'In Miles Davis's hands, modernism wasn't an aesthetic concept at all. It was his way of life'
ALBUM REVIEWS Miles Davis The Complete Live at the Plugged Nickel Columbia Legacy CXK 66955
Friday 28 July 1995
Meanwhile, at modernism's other sharp ends, John Coltrane was disappearing under full sail up a blind creek, and tower blocks were going up in Peckham. You could argue that by the mid-Sixties the modernist idea had done its job and gone out to lunch on the proceeds.
Which just goes to show that you should never rely on isms to know where you are. If, in December 1965, you'd been au fait with Miles Davis for the past decade or so, you'd have become accustomed to the modernist ideal as a cogent and graceful thing expressed with absolute attention to those elements of style which give art purchase on the real world. In Davis's hands, modernism wasn't an aesthetic concept at all. It was his way of life.
All of which is a roundabout way of saying that Davis always saw the big picture, culturally, aesthetically, sensually and socially. That's what made him a great leader as well as top player and icon of cool. And if ever there was a single, lucent document of Davis's accomplishment as leader and practical modernist then it has to be this extraordinary episode, released in its entirety for the first time since its first furtive appearance in Japan in severely truncated form nearly two decades ago.

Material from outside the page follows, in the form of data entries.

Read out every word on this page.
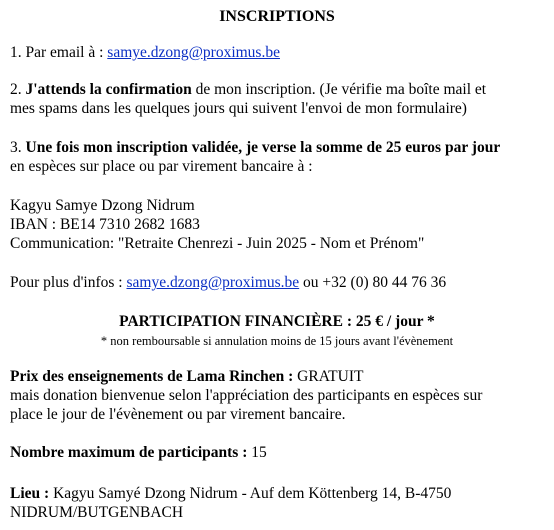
INSCRIPTIONS
1. Par email à : samye.dzong@proximus.be
2. J'attends la confirmation de mon inscription. (Je vérifie ma boîte mail et
mes spams dans les quelques jours qui suivent l'envoi de mon formulaire)
3. Une fois mon inscription validée, je verse la somme de 25 euros par jour
en espèces sur place ou par virement bancaire à :
Kagyu Samye Dzong Nidrum
IBAN : BE14 7310 2682 1683
Communication: "Retraite Chenrezi - Juin 2025 - Nom et Prénom"
Pour plus d'infos : samye.dzong@proximus.be ou +32 (0) 80 44 76 36
PARTICIPATION FINANCIÈRE : 25 € / jour *
* non remboursable si annulation moins de 15 jours avant l'évènement
Prix des enseignements de Lama Rinchen : GRATUIT
mais donation bienvenue selon l'appréciation des participants en espèces sur
place le jour de l'évènement ou par virement bancaire.
Nombre maximum de participants : 15
Lieu : Kagyu Samyé Dzong Nidrum - Auf dem Köttenberg 14, B-4750
NIDRUM/BUTGENBACH
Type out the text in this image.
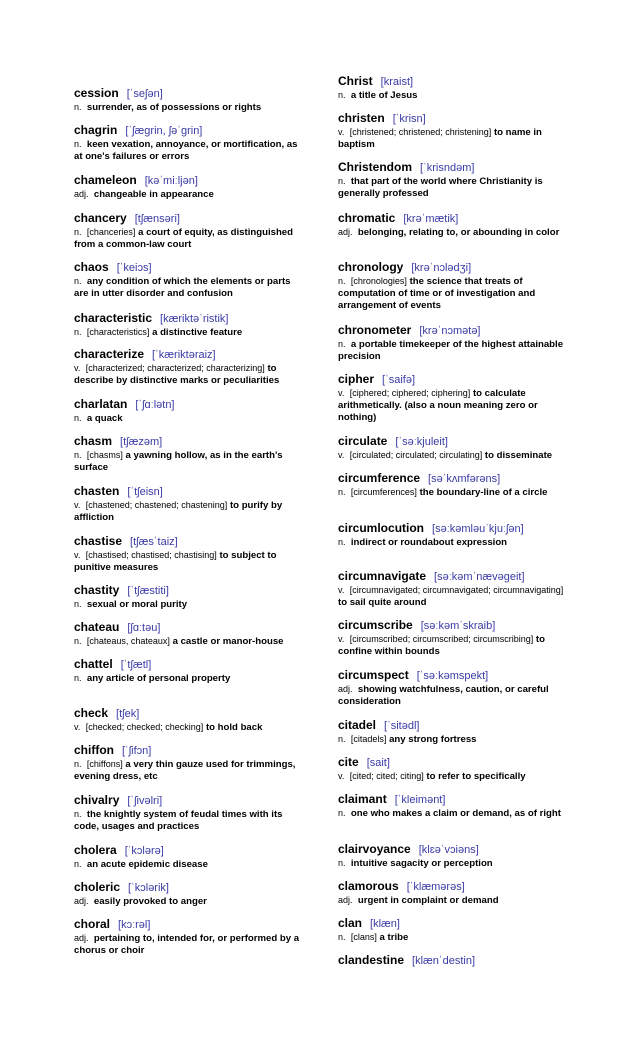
cession [ˈseʃən]
n. surrender, as of possessions or rights
chagrin [ˈʃæɡrin, ʃəˈɡrin]
n. keen vexation, annoyance, or mortification, as at one's failures or errors
chameleon [kəˈmiːljən]
adj. changeable in appearance
chancery [tʃænsəri]
n. [chanceries] a court of equity, as distinguished from a common-law court
chaos [ˈkeiɔs]
n. any condition of which the elements or parts are in utter disorder and confusion
characteristic [kæriktəˈristik]
n. [characteristics] a distinctive feature
characterize [ˈkæriktəraiz]
v. [characterized; characterized; characterizing] to describe by distinctive marks or peculiarities
charlatan [ˈʃɑːlətn]
n. a quack
chasm [tʃæzəm]
n. [chasms] a yawning hollow, as in the earth's surface
chasten [ˈtʃeisn]
v. [chastened; chastened; chastening] to purify by affliction
chastise [tʃæsˈtaiz]
v. [chastised; chastised; chastising] to subject to punitive measures
chastity [ˈtʃæstiti]
n. sexual or moral purity
chateau [ʃɑːtəu]
n. [chateaus, chateaux] a castle or manor-house
chattel [ˈtʃætl]
n. any article of personal property
check [tʃek]
v. [checked; checked; checking] to hold back
chiffon [ˈʃifɔn]
n. [chiffons] a very thin gauze used for trimmings, evening dress, etc
chivalry [ˈʃivəlri]
n. the knightly system of feudal times with its code, usages and practices
cholera [ˈkɔlərə]
n. an acute epidemic disease
choleric [ˈkɔlərik]
adj. easily provoked to anger
choral [kɔːrəl]
adj. pertaining to, intended for, or performed by a chorus or choir
Christ [kraist]
n. a title of Jesus
christen [ˈkrisn]
v. [christened; christened; christening] to name in baptism
Christendom [ˈkrisndəm]
n. that part of the world where Christianity is generally professed
chromatic [krəˈmætik]
adj. belonging, relating to, or abounding in color
chronology [krəˈnɔlədʒi]
n. [chronologies] the science that treats of computation of time or of investigation and arrangement of events
chronometer [krəˈnɔmətə]
n. a portable timekeeper of the highest attainable precision
cipher [ˈsaifə]
v. [ciphered; ciphered; ciphering] to calculate arithmetically. (also a noun meaning zero or nothing)
circulate [ˈsəːkjuleit]
v. [circulated; circulated; circulating] to disseminate
circumference [səˈkʌmfərəns]
n. [circumferences] the boundary-line of a circle
circumlocution [səːkəmləuˈkjuːʃən]
n. indirect or roundabout expression
circumnavigate [səːkəmˈnævəɡeit]
v. [circumnavigated; circumnavigated; circumnavigating] to sail quite around
circumscribe [səːkəmˈskraib]
v. [circumscribed; circumscribed; circumscribing] to confine within bounds
circumspect [ˈsəːkəmspekt]
adj. showing watchfulness, caution, or careful consideration
citadel [ˈsitədl]
n. [citadels] any strong fortress
cite [sait]
v. [cited; cited; citing] to refer to specifically
claimant [ˈkleimənt]
n. one who makes a claim or demand, as of right
clairvoyance [klɛəˈvɔiəns]
n. intuitive sagacity or perception
clamorous [ˈklæmərəs]
adj. urgent in complaint or demand
clan [klæn]
n. [clans] a tribe
clandestine [klænˈdestin]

The Complete Live at the Plugged Nickel, recorded at the Chicago nightclub over two long nights that December, is the nearest we'll ever get now to living Davis's life with him as it happened - fluffs, repetitions, hesitations, glorious epiphanies and all. It's just brief enough - at upwards of seven hours - to be read as a jointed single statement but long enough to make you feel that you're tackling something more substantial than edited highlights.

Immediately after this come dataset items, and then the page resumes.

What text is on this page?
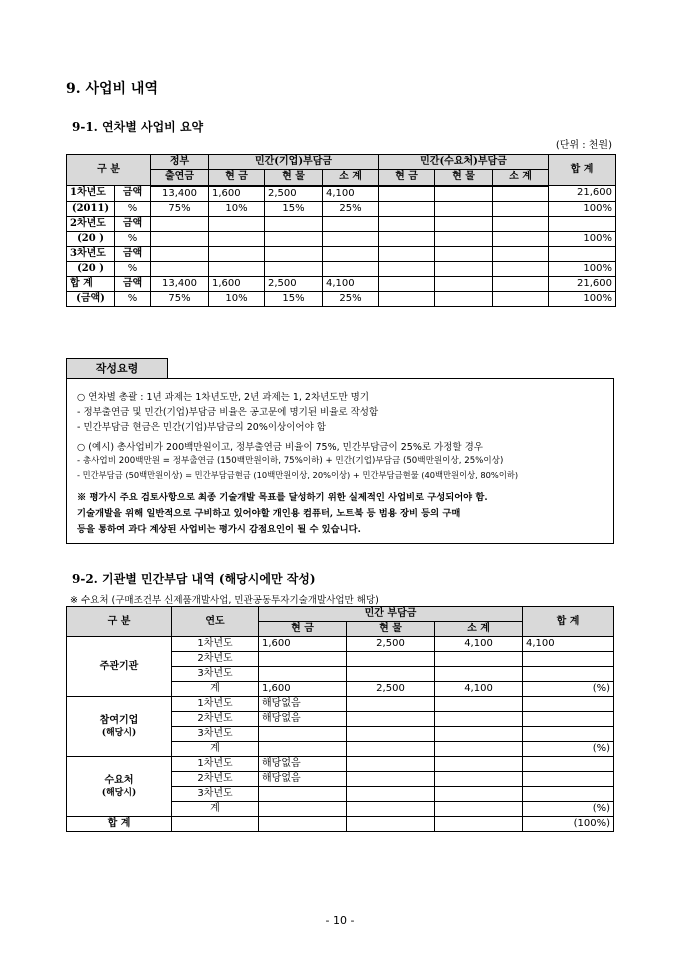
9. 사업비 내역
9-1. 연차별 사업비 요약
(단위 : 천원)
구 분		정부	민간(기업)부담금			민간(수요처)부담금			합 계
		출연금	현 금	현 물	소 계	현 금	현 물	소 계	
1차년도	금액	13,400	1,600	2,500	4,100				21,600
(2011)	%	75%	10%	15%	25%				100%
2차년도	금액								
(20 )	%								100%
3차년도	금액								
(20 )	%								100%
합 계	금액	13,400	1,600	2,500	4,100				21,600
(금액)	%	75%	10%	15%	25%				100%
작성요령
○ 연차별 총괄 : 1년 과제는 1차년도만, 2년 과제는 1, 2차년도만 명기
- 정부출연금 및 민간(기업)부담금 비율은 공고문에 명기된 비율로 작성함
- 민간부담금 현금은 민간(기업)부담금의 20%이상이어야 함
○ (예시) 총사업비가 200백만원이고, 정부출연금 비율이 75%, 민간부담금이 25%로 가정할 경우
- 총사업비 200백만원 = 정부출연금 (150백만원이하, 75%이하) + 민간(기업)부담금 (50백만원이상, 25%이상)
- 민간부담금 (50백만원이상) = 민간부담금현금 (10백만원이상, 20%이상) + 민간부담금현물 (40백만원이상, 80%이하)
※ 평가시 주요 검토사항으로 최종 기술개발 목표를 달성하기 위한 실제적인 사업비로 구성되어야 함.
기술개발을 위해 일반적으로 구비하고 있어야할 개인용 컴퓨터, 노트북 등 범용 장비 등의 구매
등을 통하여 과다 계상된 사업비는 평가시 감점요인이 될 수 있습니다.
9-2. 기관별 민간부담 내역 (해당시에만 작성)
※ 수요처 (구매조건부 신제품개발사업, 민관공동투자기술개발사업만 해당)
구 분	연도	민간 부담금			합 계
		현 금	현 물	소 계	

주관기관	1차년도	1,600	2,500	4,100	4,100
	2차년도				
	3차년도				
	계	1,600	2,500	4,100	(%)

참여기업
(해당시)	1차년도	해당없음			
	2차년도	해당없음			
	3차년도				
	계				(%)

수요처
(해당시)	1차년도	해당없음			
	2차년도	해당없음			
	3차년도				
	계				(%)
합 계					(100%)
- 10 -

This eight-CD set is, to all intents and purposes, a slice of real time, and as such it presents an unusual challenge to the listener: not only to time his toilet-breaks with consideration but to engage with the music on a tough basis: without expectation of the organised intimacy that breeds so amiably over the brief, unitary length of conventional albums. You either live the life of the Plugged Nickel as it happens or not deal with it at all. It's possible that your life might be too short.

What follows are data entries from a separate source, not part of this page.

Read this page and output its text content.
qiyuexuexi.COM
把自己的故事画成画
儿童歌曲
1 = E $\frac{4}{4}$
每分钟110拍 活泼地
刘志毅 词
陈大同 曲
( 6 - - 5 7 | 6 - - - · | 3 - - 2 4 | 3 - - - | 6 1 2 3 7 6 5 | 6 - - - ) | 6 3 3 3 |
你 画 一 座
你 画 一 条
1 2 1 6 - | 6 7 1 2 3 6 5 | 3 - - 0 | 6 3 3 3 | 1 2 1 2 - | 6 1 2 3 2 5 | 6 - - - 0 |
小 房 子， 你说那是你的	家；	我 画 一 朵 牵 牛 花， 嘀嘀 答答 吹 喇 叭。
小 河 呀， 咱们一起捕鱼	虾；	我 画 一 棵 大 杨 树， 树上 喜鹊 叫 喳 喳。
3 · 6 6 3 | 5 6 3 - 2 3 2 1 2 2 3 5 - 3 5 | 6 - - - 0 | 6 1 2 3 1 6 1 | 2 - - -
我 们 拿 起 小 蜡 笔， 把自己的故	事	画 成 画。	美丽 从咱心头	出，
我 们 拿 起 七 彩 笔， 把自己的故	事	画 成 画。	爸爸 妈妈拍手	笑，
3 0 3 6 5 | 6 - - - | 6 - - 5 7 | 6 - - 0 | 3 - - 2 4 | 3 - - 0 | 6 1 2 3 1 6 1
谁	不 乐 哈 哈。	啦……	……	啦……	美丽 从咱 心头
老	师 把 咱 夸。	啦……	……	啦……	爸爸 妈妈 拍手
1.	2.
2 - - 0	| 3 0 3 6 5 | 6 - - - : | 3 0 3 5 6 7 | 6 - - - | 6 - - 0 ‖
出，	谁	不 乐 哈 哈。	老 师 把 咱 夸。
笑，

Which would be a shame, because the Plugged Nickel sets caught Davis's "second great quintet" at a moment of real ignition, at the mid-point between the recording of the beautiful ESP and the torrid Miles Smiles.
Davis's own playing is perhaps not as clear and authoritative as it had been on the My Funny Valentine date the previous year but both his and the new group's language has vaulted into new dynamic territory. Davis's concept of "time - no changes" here is not just a theoretical solution to the problem of how to find freedom in regulated musical space. It's a way to make the shape of music absolutely plastic, without losing its hard, defining edge. The defining sharpness of modernity.
Saxophonist Wayne Shorter is incredible throughout: garrulous, meteoric, bloody and, occasionally, really quite funny. Modernism, to him, must have seemed like life with the brightness turned up. Not a bunch of squiggles to drive you mad but a continuation by other means of the impulse to be real. The set will cost you between pounds 80 and pounds 100, incidentally.